Western Energy Companies Under Sabotage Threat
An anonymous reader writes In a post published Monday, Symantec writes that western countries including the U.S., Spain, France, Italy, Germany, Turkey, and Poland are currently the victims of an ongoing cyberespionage campaign. The group behind the operation, called Dragonfly by Symantec, originally targeted aviation and defense companies as early as 2011, but in early 2013, they shifted their focus to energy firms. They use a variety of malware tools, including remote access trojans (RATs) and operate during Eastern European business hours. Symantec compares them to Stuxnet except that "Dragonfly appears to have a much broader focus with espionage and persistent access as its current objective with sabotage as an optional capability if required."
I read The group behind the operation, called Dragonfly by Symantec as that Symantec had a group called Dragonfly, and they were performing the espionage.
And my thought processes didn't toss that out as being unreasonable.
I am Slashdot. Are you Slashdot as well?
I've done a couple of projects with engineering companies including one at a power plant. From what I've seen, the thing that tends to lead from air gapping to lack of airgapping is support.
The engineering companies don't have the IT infrastructure experience or skills in their engineering practice. They hired me to do basic stuff like SAN setup, switch configuration, VMware, etc.
The engineering company is required to provide support for their subsystem for a period of a couple of years and this includes everything IT related. Their office is hundreds of miles from the plant so problems with the IT environment require them to fly someone out. This is expensive, the guy who goes out has limited troubleshooting and they turn to me.
But they don't want to pay for my services on site, so ultimately they end up ungapping the environment so it can be supported with less cost. They have some security -- VPN only and possibly other restrictions which limit VPN connectivity, but they break the air gap.
They could maintain the air gap, but it would cost money -- support and travel costs, etc.
Ideally the engineering company would make IT systems part of their practice, but I think a lot of engineers have an "I'm an engineer" mentality which makes them they're good at everything, so they see this as unnecessary. They could negotiate with the plant to engage their IT resources, but that would cost them money.

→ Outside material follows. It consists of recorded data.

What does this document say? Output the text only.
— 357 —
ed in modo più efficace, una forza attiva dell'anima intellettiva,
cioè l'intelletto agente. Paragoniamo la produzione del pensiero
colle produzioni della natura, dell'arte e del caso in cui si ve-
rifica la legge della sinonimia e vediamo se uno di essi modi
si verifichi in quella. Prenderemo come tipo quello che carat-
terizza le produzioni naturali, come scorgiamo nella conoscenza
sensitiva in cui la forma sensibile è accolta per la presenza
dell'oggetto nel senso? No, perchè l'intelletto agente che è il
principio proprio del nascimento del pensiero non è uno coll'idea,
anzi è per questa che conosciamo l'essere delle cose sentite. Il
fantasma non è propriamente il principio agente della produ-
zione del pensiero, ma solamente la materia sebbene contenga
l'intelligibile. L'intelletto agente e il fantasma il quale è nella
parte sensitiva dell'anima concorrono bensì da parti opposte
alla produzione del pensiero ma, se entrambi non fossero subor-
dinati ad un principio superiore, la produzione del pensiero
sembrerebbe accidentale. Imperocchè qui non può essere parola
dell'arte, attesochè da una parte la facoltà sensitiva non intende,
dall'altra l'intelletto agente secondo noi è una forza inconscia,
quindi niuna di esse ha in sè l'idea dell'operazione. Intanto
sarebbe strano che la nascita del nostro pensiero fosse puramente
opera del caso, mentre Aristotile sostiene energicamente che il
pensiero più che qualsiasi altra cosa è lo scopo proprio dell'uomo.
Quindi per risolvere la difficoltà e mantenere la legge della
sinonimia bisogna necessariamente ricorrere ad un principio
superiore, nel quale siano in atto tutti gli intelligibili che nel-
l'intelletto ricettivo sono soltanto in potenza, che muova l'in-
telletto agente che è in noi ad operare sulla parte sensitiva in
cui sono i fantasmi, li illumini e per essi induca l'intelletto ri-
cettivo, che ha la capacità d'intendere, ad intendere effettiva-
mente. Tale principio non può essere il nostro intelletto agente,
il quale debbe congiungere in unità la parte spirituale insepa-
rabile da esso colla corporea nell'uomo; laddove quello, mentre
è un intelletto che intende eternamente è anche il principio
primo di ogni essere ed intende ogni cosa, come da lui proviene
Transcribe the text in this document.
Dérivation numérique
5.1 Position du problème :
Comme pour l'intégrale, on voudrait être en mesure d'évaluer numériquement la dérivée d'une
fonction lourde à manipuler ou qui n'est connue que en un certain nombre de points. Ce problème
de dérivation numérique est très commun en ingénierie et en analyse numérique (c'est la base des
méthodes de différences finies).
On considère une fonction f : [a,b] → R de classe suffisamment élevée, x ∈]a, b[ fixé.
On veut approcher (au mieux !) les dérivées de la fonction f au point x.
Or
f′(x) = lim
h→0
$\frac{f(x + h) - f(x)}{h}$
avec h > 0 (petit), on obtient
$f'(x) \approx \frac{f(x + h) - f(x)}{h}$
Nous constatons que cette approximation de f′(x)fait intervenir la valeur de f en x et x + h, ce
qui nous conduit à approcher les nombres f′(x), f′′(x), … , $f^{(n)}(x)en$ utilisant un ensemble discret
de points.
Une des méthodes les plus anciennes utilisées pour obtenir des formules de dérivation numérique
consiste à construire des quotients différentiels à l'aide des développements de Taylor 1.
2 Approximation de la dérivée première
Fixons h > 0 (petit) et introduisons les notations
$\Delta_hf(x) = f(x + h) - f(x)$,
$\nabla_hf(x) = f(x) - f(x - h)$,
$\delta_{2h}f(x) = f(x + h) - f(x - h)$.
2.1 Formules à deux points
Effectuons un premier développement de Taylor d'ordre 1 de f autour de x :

In the current case, it would appear that Russia doesn't accept the U.S. argument that civilian infrastructure should be off-limits. Whether the U.S. can complain here or not is debatable. The U.S. has targeted civilian infrastructure during conventional operations; they knocked out the power in Serbia during actions in Kosovo, for example. So the Russians could easily argue- and not without merit- that if it's OK to take out the power in Serbia using a stealth bomber and a conventional bomb, it ought to be OK to turn out the lights in the U.S. using a logic bomb.